Another two cellar dwellers—the A’s and White Sox—suffer from their own geographic misfortune of being “little brothers” to more heralded neighbors. Maybe moving to San Jose won’t be far enough away from the Giants for the A’s to succeed at the turnstiles. Second, I’d want to take a deeper look at some of the “surprise” teams at the top of the list. We’re not shocked to see the Cardinals, Cubs, and Red Sox in the top 10, but what about the Twins, Brewers, and Astros? Maybe those teams have engineered some brand-building best practices that could be replicated by the rest of the league.
These points hint at an inherent flaw with the study. Are the rankings more a measure of fan loyalty, geography, the team’s marketing prowess, or some other factors that I haven’t yet considered?
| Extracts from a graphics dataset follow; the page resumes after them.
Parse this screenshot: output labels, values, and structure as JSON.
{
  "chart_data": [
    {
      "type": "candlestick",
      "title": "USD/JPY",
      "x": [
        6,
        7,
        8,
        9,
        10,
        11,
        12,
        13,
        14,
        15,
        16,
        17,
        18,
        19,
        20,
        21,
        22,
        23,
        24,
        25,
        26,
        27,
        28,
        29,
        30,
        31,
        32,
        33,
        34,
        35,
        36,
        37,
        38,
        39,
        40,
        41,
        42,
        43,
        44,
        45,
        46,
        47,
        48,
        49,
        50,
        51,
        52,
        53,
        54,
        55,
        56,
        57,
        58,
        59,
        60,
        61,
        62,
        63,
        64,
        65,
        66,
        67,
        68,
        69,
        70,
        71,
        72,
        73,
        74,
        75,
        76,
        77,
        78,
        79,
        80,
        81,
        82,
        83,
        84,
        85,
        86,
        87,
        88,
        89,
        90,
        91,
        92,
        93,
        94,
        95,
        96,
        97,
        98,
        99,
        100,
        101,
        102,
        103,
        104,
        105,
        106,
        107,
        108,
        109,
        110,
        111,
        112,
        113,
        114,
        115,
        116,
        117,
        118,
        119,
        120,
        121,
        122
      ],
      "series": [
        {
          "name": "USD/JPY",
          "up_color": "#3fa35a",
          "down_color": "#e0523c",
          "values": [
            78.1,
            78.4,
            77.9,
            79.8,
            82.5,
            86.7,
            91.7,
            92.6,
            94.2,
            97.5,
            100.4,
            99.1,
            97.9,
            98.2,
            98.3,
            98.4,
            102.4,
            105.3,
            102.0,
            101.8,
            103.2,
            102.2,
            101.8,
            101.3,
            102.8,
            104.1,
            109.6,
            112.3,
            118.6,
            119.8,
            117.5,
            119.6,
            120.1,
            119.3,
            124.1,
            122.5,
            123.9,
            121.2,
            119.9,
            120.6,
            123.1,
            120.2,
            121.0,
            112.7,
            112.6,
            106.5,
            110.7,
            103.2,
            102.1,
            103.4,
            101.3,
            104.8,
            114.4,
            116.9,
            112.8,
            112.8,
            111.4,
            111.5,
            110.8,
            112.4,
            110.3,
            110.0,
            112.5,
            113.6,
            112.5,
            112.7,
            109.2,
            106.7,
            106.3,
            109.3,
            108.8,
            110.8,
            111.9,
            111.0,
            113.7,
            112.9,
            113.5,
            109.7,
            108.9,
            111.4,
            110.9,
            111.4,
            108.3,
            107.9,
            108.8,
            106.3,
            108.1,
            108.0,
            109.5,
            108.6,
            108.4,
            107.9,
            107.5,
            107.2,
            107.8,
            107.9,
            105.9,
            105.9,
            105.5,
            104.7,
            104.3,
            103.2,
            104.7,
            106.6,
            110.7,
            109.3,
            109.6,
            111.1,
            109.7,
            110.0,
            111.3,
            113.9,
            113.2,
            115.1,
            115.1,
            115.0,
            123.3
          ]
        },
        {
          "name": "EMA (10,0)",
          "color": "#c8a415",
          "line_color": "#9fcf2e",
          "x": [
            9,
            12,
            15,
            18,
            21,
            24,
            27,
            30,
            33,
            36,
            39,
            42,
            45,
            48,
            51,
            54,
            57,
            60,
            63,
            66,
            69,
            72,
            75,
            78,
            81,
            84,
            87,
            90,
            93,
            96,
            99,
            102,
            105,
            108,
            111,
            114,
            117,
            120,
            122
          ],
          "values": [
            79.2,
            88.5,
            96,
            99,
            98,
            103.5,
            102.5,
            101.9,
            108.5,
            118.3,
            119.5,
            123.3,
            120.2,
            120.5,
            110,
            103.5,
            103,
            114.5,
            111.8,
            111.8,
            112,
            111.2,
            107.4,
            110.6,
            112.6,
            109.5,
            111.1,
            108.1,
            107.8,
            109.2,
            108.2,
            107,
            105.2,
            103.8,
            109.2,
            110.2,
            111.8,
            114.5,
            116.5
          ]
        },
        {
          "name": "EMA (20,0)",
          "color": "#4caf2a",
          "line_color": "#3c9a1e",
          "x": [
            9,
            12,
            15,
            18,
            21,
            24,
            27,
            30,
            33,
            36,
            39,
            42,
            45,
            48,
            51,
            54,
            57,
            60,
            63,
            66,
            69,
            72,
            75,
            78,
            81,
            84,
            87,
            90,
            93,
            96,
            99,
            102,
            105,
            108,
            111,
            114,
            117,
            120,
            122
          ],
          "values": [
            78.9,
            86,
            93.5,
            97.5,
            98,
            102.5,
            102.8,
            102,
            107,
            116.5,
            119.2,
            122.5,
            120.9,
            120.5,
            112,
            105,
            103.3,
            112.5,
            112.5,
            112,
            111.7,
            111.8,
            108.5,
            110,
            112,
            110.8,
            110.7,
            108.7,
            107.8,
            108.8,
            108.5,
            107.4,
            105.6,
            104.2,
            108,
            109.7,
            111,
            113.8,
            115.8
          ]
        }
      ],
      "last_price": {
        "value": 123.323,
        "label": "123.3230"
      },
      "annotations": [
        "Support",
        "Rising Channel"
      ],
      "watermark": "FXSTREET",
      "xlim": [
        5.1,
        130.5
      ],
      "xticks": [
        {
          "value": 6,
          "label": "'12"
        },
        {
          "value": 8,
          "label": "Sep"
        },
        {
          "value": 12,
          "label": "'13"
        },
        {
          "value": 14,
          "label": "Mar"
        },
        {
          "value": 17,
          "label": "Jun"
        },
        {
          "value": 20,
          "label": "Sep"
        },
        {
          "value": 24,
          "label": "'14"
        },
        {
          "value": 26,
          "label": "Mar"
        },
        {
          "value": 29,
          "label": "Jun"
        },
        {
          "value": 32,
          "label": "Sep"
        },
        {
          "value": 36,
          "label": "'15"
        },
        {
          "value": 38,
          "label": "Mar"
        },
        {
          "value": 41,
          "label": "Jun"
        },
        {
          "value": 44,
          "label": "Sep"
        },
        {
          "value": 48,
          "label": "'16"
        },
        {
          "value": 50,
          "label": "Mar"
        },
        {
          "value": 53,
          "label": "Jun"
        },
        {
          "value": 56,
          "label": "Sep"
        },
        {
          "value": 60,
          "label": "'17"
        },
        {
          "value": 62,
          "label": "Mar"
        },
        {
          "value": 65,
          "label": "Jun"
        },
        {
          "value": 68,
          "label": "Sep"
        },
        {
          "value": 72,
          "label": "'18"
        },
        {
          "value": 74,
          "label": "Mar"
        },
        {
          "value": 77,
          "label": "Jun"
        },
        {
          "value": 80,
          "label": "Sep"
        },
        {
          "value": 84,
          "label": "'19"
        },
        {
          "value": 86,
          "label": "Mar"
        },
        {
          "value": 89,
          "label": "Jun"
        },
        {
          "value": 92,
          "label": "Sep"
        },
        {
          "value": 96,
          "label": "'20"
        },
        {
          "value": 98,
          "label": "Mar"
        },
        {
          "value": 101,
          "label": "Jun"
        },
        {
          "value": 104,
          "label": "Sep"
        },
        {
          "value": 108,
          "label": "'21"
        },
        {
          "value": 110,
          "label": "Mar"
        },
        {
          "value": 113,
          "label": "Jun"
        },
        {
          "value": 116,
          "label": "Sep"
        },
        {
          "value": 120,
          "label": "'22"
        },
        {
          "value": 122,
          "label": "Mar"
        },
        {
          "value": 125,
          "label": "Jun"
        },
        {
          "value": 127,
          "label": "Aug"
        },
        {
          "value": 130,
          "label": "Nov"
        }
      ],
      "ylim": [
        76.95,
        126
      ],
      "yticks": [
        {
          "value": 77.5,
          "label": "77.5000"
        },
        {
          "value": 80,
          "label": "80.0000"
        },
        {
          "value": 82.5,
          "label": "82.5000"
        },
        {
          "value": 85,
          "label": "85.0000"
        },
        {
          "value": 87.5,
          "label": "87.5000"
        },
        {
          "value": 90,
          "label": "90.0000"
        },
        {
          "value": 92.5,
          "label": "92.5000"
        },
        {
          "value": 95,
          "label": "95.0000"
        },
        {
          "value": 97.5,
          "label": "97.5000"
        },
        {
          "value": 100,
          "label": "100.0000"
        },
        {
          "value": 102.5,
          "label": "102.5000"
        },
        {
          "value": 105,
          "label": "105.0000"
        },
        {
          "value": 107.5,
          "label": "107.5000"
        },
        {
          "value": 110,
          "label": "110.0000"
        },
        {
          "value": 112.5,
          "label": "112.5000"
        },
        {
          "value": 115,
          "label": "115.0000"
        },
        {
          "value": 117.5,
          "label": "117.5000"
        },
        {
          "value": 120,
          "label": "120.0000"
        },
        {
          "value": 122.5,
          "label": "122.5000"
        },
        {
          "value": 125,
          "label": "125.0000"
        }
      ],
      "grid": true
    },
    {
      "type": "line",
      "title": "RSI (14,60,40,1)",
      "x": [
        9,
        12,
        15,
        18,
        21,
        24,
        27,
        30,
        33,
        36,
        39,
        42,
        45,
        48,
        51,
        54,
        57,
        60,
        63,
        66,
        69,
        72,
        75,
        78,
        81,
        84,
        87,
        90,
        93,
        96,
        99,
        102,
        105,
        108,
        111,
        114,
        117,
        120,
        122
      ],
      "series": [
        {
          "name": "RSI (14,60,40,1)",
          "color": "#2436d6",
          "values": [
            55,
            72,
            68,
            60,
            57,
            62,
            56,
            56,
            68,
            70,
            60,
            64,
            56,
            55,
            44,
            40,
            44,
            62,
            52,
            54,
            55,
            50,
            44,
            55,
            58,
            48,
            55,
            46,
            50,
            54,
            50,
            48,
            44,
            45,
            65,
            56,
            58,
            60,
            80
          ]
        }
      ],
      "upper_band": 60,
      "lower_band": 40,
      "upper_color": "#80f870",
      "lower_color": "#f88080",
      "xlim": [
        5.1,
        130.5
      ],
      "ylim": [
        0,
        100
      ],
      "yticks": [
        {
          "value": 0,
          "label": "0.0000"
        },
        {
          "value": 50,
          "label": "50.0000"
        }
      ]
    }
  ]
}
Maybe the Twins don’t actually have the best fans in baseball; maybe they just have a really good marketing department. One thing’s for certain: comparing teams’ marketing departments would make for a far less interesting barroom debate.
Coming next issue: I apply the same process to determine the best fans in the NFL. Check back to see where your team lands.
1. If I were to use only overall attendance as the outcome variable, my results would be biased toward teams with large parks. Conversely, using only percent capacity would bias teams with smaller ballparks. To account for this, I created separate models to predict both, and then averaged the coefficients of each variable.
2. While a simple solution to a complex issue, using Yelp ratings as a proxy for ballpark quality has its share of shortcomings. The first is of sample size: some parks have only a few dozen ratings. Second, fans may be building the team’s performance into their ballpark ratings, which would compromise the independent nature of those two variables. Third, since this study dates back to 2001, a few now extinct ballparks are not featured on Yelp, which required some measured approximation on my part.
3. Though the 0.2% difference is well within the margin of error, meaning that we can’t be certain the Rays fans are in fact better. The Rays’ rankings were also helped by the fact that the team was dreadful for the first half of the time period studied. If we were to look at only the last five years, when the Rays were good and still not drawing any fans, their ranking would drop significantly.